Singapore Airlines (SIA SP) - Strong Pax Loads Hold Scope For A Better 4QFY17
- SIA’s pax load factor rose 2ppt yoy in Jan-Feb 17 while cargo loads also improved. This holds scope for a strong 4QFY17 and potential upward earnings revision, especially if the improvement in loads continues into March.
- In addition, we believe the odds of pax yields declining substantially from current levels are low. Should pax yields stabilise in 4QFY17, the stock will likely be re-rated upwards.
- Maintain HOLD. Target Price: S$10.40. Entry level: S$9.90.
Strong load factors hold scope for upward earnings revisions, especially if the trend of improving loads continues into March.
- We note that there was broad-based improvement in pax loads across all regions except Southwest Pacific in Jan-Feb 17.
- The region accounts for 22% of Singapore Airlines’ (SIA) seat capacity in km-terms and part of the decline in loads could be due to directional imbalance between inbound and outbound travel. The latter is typically stronger.
- Still, the 2ppt yoy improvement holds scope for a strong 4Q. Every 1ppt point improvement in loads factors above breakeven levels leads to about S$30m in operating profit. Breakeven load factor in 3QFY17 was 77.9%.

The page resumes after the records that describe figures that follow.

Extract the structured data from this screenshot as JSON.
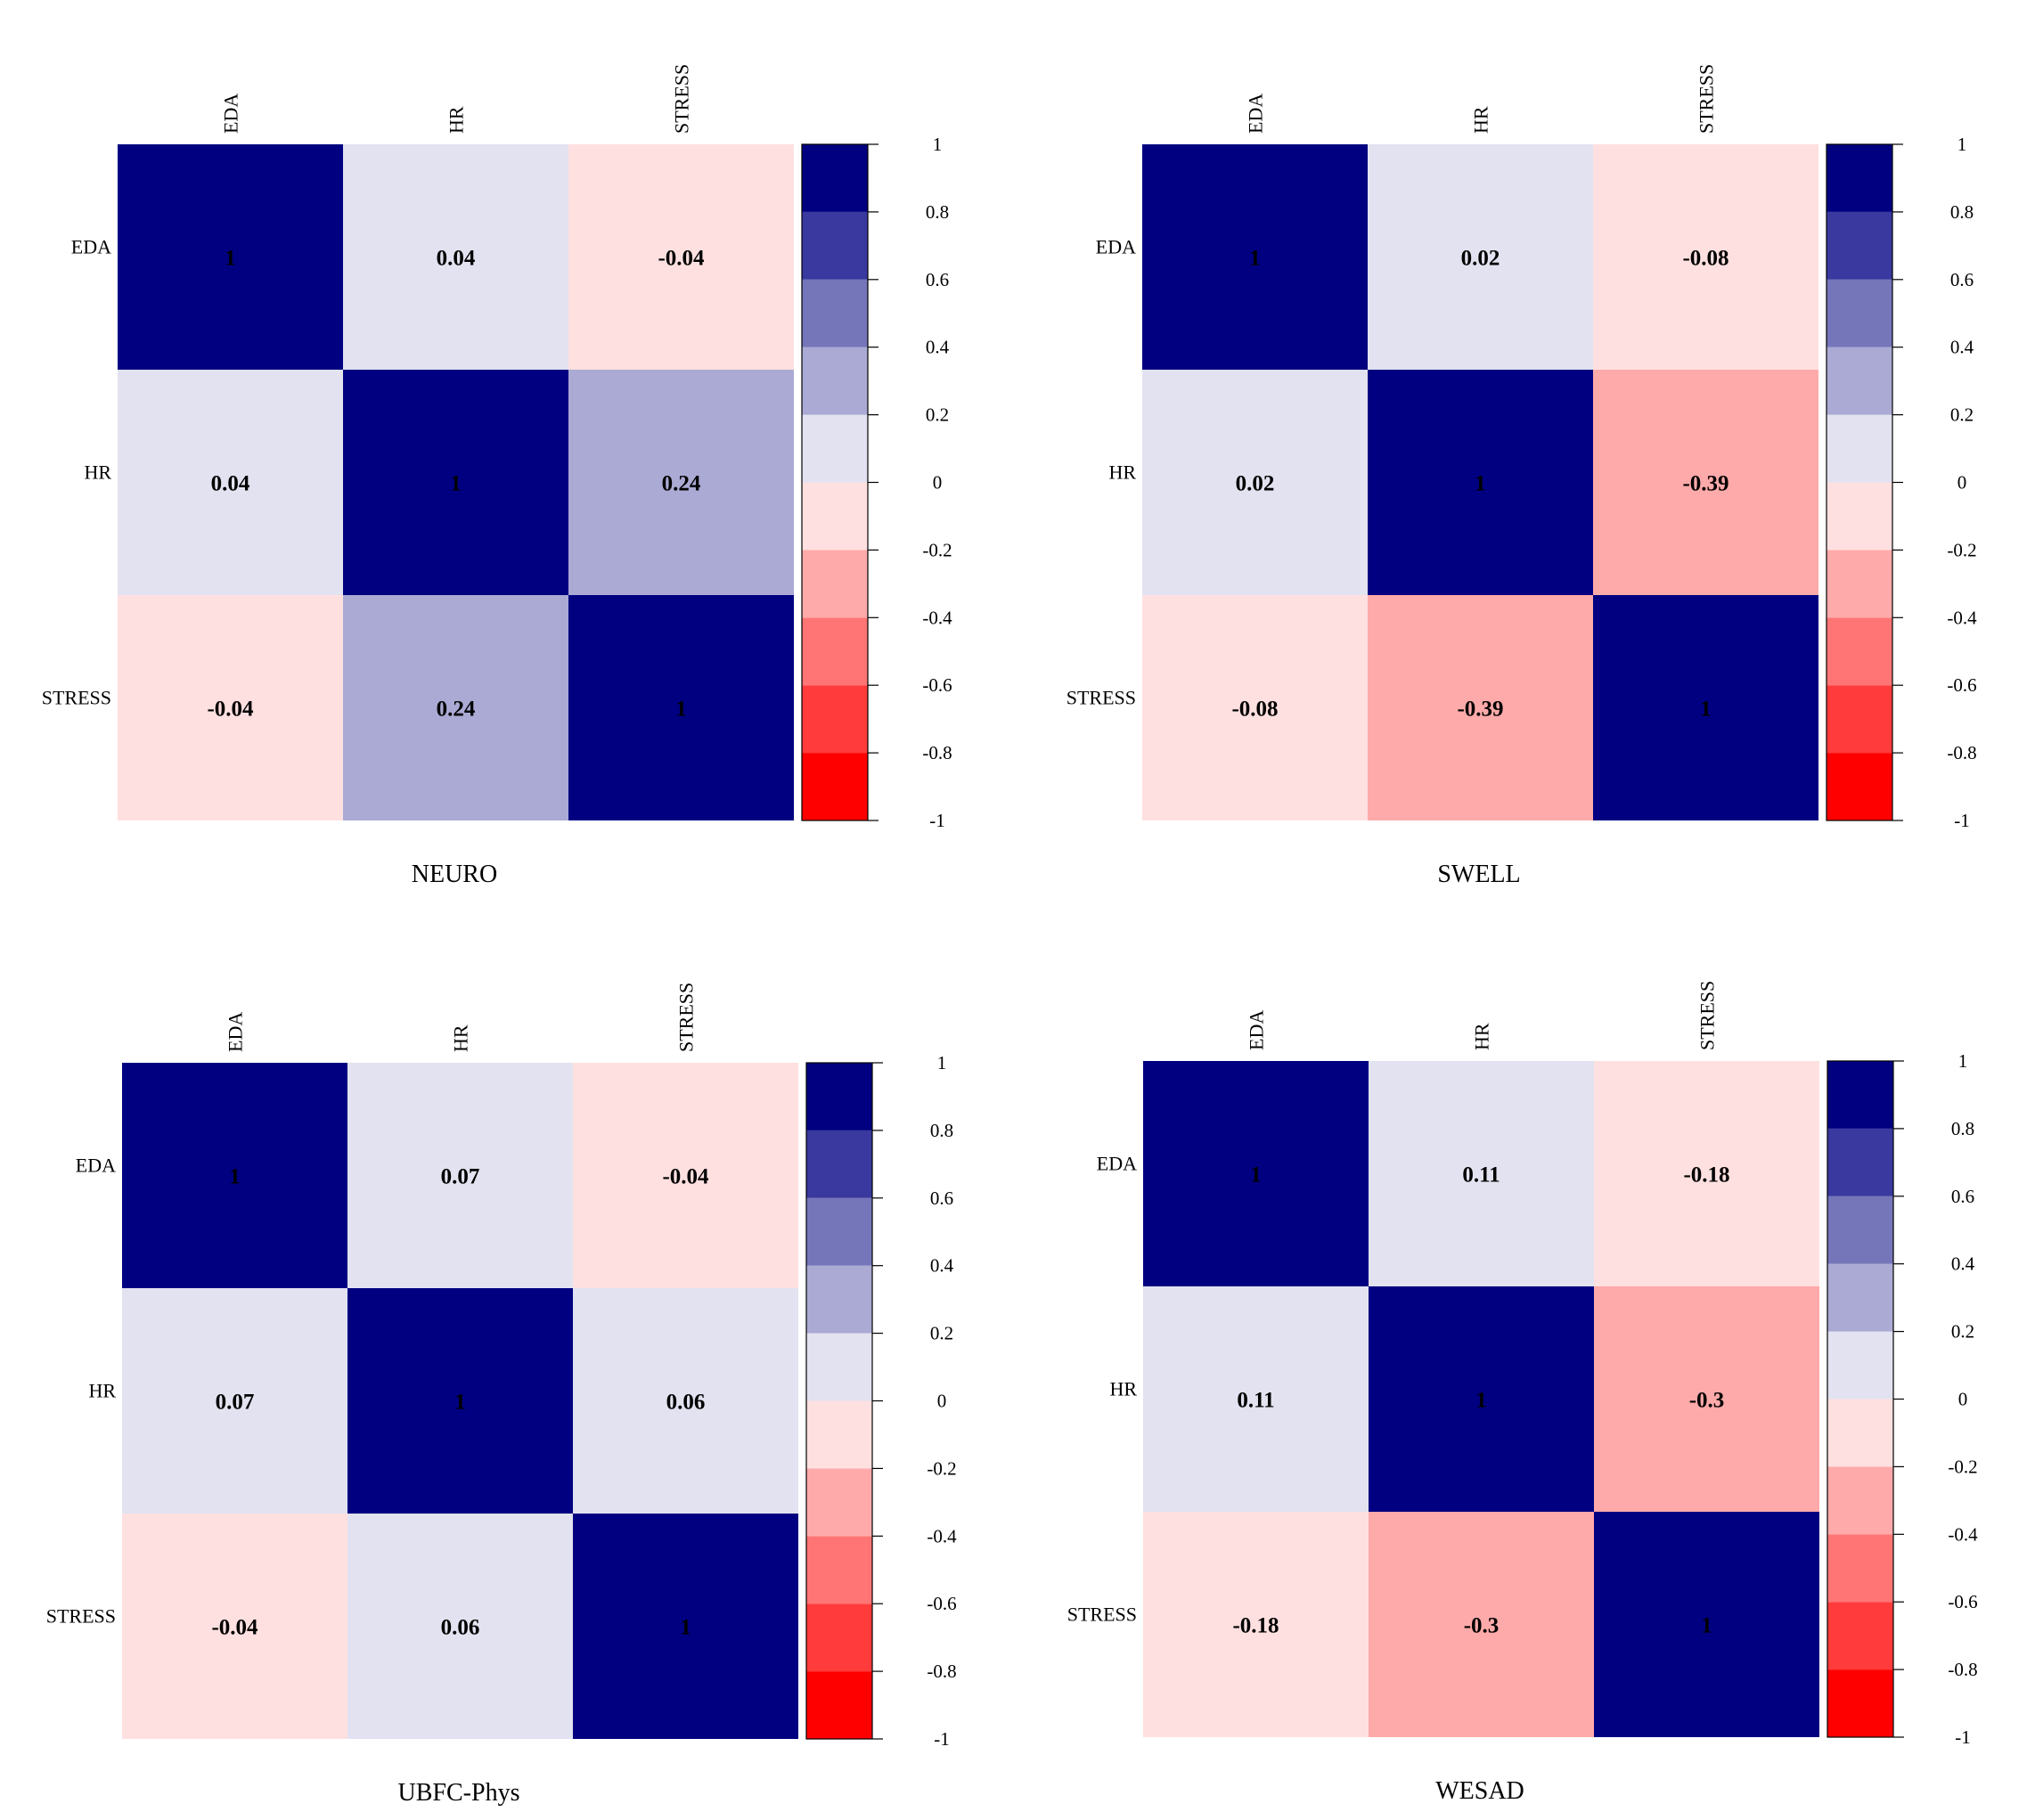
{
  "colors": {
    "scale": [
      "#ff0000",
      "#ff3b3b",
      "#ff7575",
      "#ffaaaa",
      "#ffe0e0",
      "#e2e2f0",
      "#aaaad4",
      "#7575b9",
      "#39399f",
      "#000080"
    ],
    "value_text": "#000000",
    "axis": "#000000"
  },
  "chart_data": [
    {
      "type": "heatmap",
      "title": "NEURO",
      "variables": [
        "EDA",
        "HR",
        "STRESS"
      ],
      "matrix": [
        [
          1,
          0.04,
          -0.04
        ],
        [
          0.04,
          1,
          0.24
        ],
        [
          -0.04,
          0.24,
          1
        ]
      ],
      "labels": [
        [
          "1",
          "0.04",
          "-0.04"
        ],
        [
          "0.04",
          "1",
          "0.24"
        ],
        [
          "-0.04",
          "0.24",
          "1"
        ]
      ],
      "colorbar": {
        "range": [
          -1,
          1
        ],
        "ticks": [
          "1",
          "0.8",
          "0.6",
          "0.4",
          "0.2",
          "0",
          "-0.2",
          "-0.4",
          "-0.6",
          "-0.8",
          "-1"
        ]
      }
    },
    {
      "type": "heatmap",
      "title": "SWELL",
      "variables": [
        "EDA",
        "HR",
        "STRESS"
      ],
      "matrix": [
        [
          1,
          0.02,
          -0.08
        ],
        [
          0.02,
          1,
          -0.39
        ],
        [
          -0.08,
          -0.39,
          1
        ]
      ],
      "labels": [
        [
          "1",
          "0.02",
          "-0.08"
        ],
        [
          "0.02",
          "1",
          "-0.39"
        ],
        [
          "-0.08",
          "-0.39",
          "1"
        ]
      ],
      "colorbar": {
        "range": [
          -1,
          1
        ],
        "ticks": [
          "1",
          "0.8",
          "0.6",
          "0.4",
          "0.2",
          "0",
          "-0.2",
          "-0.4",
          "-0.6",
          "-0.8",
          "-1"
        ]
      }
    },
    {
      "type": "heatmap",
      "title": "UBFC-Phys",
      "variables": [
        "EDA",
        "HR",
        "STRESS"
      ],
      "matrix": [
        [
          1,
          0.07,
          -0.04
        ],
        [
          0.07,
          1,
          0.06
        ],
        [
          -0.04,
          0.06,
          1
        ]
      ],
      "labels": [
        [
          "1",
          "0.07",
          "-0.04"
        ],
        [
          "0.07",
          "1",
          "0.06"
        ],
        [
          "-0.04",
          "0.06",
          "1"
        ]
      ],
      "colorbar": {
        "range": [
          -1,
          1
        ],
        "ticks": [
          "1",
          "0.8",
          "0.6",
          "0.4",
          "0.2",
          "0",
          "-0.2",
          "-0.4",
          "-0.6",
          "-0.8",
          "-1"
        ]
      }
    },
    {
      "type": "heatmap",
      "title": "WESAD",
      "variables": [
        "EDA",
        "HR",
        "STRESS"
      ],
      "matrix": [
        [
          1,
          0.11,
          -0.18
        ],
        [
          0.11,
          1,
          -0.3
        ],
        [
          -0.18,
          -0.3,
          1
        ]
      ],
      "labels": [
        [
          "1",
          "0.11",
          "-0.18"
        ],
        [
          "0.11",
          "1",
          "-0.3"
        ],
        [
          "-0.18",
          "-0.3",
          "1"
        ]
      ],
      "colorbar": {
        "range": [
          -1,
          1
        ],
        "ticks": [
          "1",
          "0.8",
          "0.6",
          "0.4",
          "0.2",
          "0",
          "-0.2",
          "-0.4",
          "-0.6",
          "-0.8",
          "-1"
        ]
      }
    }
  ]
}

Strong load factors on long-haul routes could lead to yield improvement.
- The strong load factors for Americas and Europe during the period could suggest higher premium traffic. This, in turn, could potentially lead to stronger premium yields. In February, loads to Europe rose 5ppt yoy. Prior to that, SIA’s loads to Europe had declined throughout FY17 except for December.
- SilkAir’s loads rose 1.4ppt yoy, driven by double-digit traffic growth. This was led by stronger loads in West Asia. SilkAir’s Jan-Feb loads of 73.1% were also substantially higher than 3Q’s 71.3%. Should the trend of strong pax loads continue into March, the carrier will likely register higher profits qoq.

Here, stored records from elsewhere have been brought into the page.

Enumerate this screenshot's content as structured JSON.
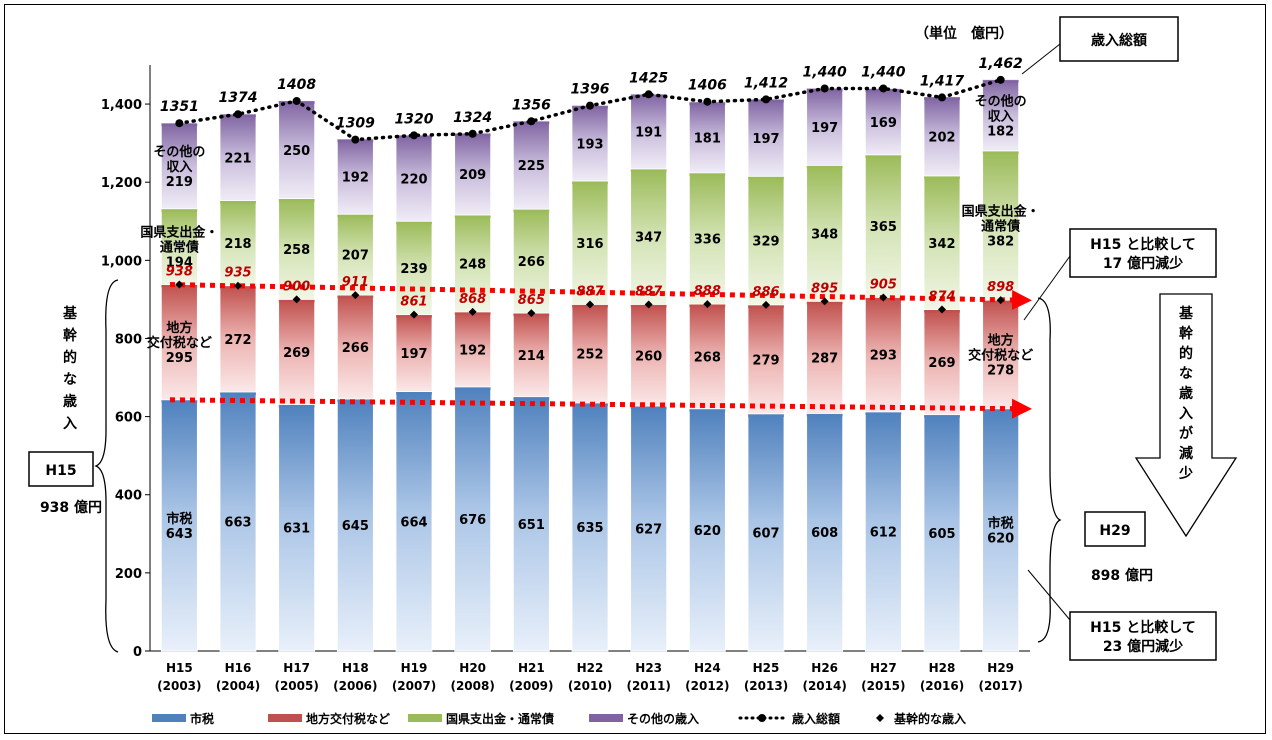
{
  "chart_data": {
    "type": "bar",
    "stacked": true,
    "unit_label": "（単位　億円）",
    "categories": [
      {
        "era": "H15",
        "year": "(2003)"
      },
      {
        "era": "H16",
        "year": "(2004)"
      },
      {
        "era": "H17",
        "year": "(2005)"
      },
      {
        "era": "H18",
        "year": "(2006)"
      },
      {
        "era": "H19",
        "year": "(2007)"
      },
      {
        "era": "H20",
        "year": "(2008)"
      },
      {
        "era": "H21",
        "year": "(2009)"
      },
      {
        "era": "H22",
        "year": "(2010)"
      },
      {
        "era": "H23",
        "year": "(2011)"
      },
      {
        "era": "H24",
        "year": "(2012)"
      },
      {
        "era": "H25",
        "year": "(2013)"
      },
      {
        "era": "H26",
        "year": "(2014)"
      },
      {
        "era": "H27",
        "year": "(2015)"
      },
      {
        "era": "H28",
        "year": "(2016)"
      },
      {
        "era": "H29",
        "year": "(2017)"
      }
    ],
    "series": [
      {
        "name": "市税",
        "color": "#4f81bd",
        "values": [
          643,
          663,
          631,
          645,
          664,
          676,
          651,
          635,
          627,
          620,
          607,
          608,
          612,
          605,
          620
        ]
      },
      {
        "name": "地方交付税など",
        "color": "#c0504d",
        "values": [
          295,
          272,
          269,
          266,
          197,
          192,
          214,
          252,
          260,
          268,
          279,
          287,
          293,
          269,
          278
        ]
      },
      {
        "name": "国県支出金・通常債",
        "color": "#9bbb59",
        "values": [
          194,
          218,
          258,
          207,
          239,
          248,
          266,
          316,
          347,
          336,
          329,
          348,
          365,
          342,
          382
        ]
      },
      {
        "name": "その他の歳入",
        "color": "#8064a2",
        "values": [
          219,
          221,
          250,
          192,
          220,
          209,
          225,
          193,
          191,
          181,
          197,
          197,
          169,
          202,
          182
        ]
      }
    ],
    "totals": {
      "name": "歳入総額",
      "values": [
        1351,
        1374,
        1408,
        1309,
        1320,
        1324,
        1356,
        1396,
        1425,
        1406,
        1412,
        1440,
        1440,
        1417,
        1462
      ],
      "labels": [
        "1351",
        "1374",
        "1408",
        "1309",
        "1320",
        "1324",
        "1356",
        "1396",
        "1425",
        "1406",
        "1,412",
        "1,440",
        "1,440",
        "1,417",
        "1,462"
      ]
    },
    "core_revenue": {
      "name": "基幹的な歳入",
      "values": [
        938,
        935,
        900,
        911,
        861,
        868,
        865,
        887,
        887,
        888,
        886,
        895,
        905,
        874,
        898
      ]
    },
    "y_ticks": [
      {
        "value": 0,
        "label": "0"
      },
      {
        "value": 200,
        "label": "200"
      },
      {
        "value": 400,
        "label": "400"
      },
      {
        "value": 600,
        "label": "600"
      },
      {
        "value": 800,
        "label": "800"
      },
      {
        "value": 1000,
        "label": "1,000"
      },
      {
        "value": 1200,
        "label": "1,200"
      },
      {
        "value": 1400,
        "label": "1,400"
      }
    ],
    "ylim": [
      0,
      1500
    ],
    "first_bar_labels": {
      "s0": [
        "市税",
        "643"
      ],
      "s1": [
        "地方",
        "交付税など",
        "295"
      ],
      "s2": [
        "国県支出金・",
        "通常債",
        "194"
      ],
      "s3": [
        "その他の",
        "収入",
        "219"
      ]
    },
    "last_bar_labels": {
      "s0": [
        "市税",
        "620"
      ],
      "s1": [
        "地方",
        "交付税など",
        "278"
      ],
      "s2": [
        "国県支出金・",
        "通常債",
        "382"
      ],
      "s3": [
        "その他の",
        "収入",
        "182"
      ]
    },
    "legend": {
      "items": [
        {
          "kind": "bar",
          "color": "#4f81bd",
          "label": "市税"
        },
        {
          "kind": "bar",
          "color": "#c0504d",
          "label": "地方交付税など"
        },
        {
          "kind": "bar",
          "color": "#9bbb59",
          "label": "国県支出金・通常債"
        },
        {
          "kind": "bar",
          "color": "#8064a2",
          "label": "その他の歳入"
        },
        {
          "kind": "line",
          "color": "#000000",
          "label": "歳入総額"
        },
        {
          "kind": "diamond",
          "color": "#000000",
          "label": "基幹的な歳入"
        }
      ]
    }
  },
  "annotations": {
    "total_box": "歳入総額",
    "core_vertical": "基幹的な歳入",
    "h15_box": "H15",
    "h15_amount": "938 億円",
    "h29_box": "H29",
    "h29_amount": "898 億円",
    "callout_17_line1": "H15 と比較して",
    "callout_17_line2": "17 億円減少",
    "callout_23_line1": "H15 と比較して",
    "callout_23_line2": "23 億円減少",
    "arrow_text": "基幹的な歳入が減少"
  }
}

- Cargo loads also improved during the period on the back of modest cargo traffic growth and good capacity management. The stronger cargo loads was led by the East Asia and Americas sectors. In Feb, SIA’s cargo loads also rose 2.4ppt, which SIA attributed to a reduction in freighter capacity. The higher cargo loads will likely lead to lower yoy cargo losses for 4QFY17.
- Over the next six months, we believe that the odds of positive surprises are higher than negative surprises due to:
- potential diversionary Chinese traffic from South Korea,
- improving cargo loads, and
- recovering pax yields.
- December’s yoy pax yield differential was the lowest in six months. We believe the odds of pax yields declining substantially from current levels are low.
- Our target price of S$10.40 is based on 0.7x FY18F P/B ex-SIAEC, lower than CX’s 0.8x P/B (293 HK/SELL/Target: HK$10.50).
- Should pax yields stabilise in 4QFY17, we believe the stock will likely be re-rated upwards.
- No change to our earnings estimates.
- Maintain HOLD and target price of S$10.40. We continue to value SIA at 0.7x FY18F core book value ex-SIAEC, or 1SD below mean P/B.
- Suggested entry price is S$9.90.
SHARE PRICE CATALYST
- Higher-than-expected pax yields and higher loads.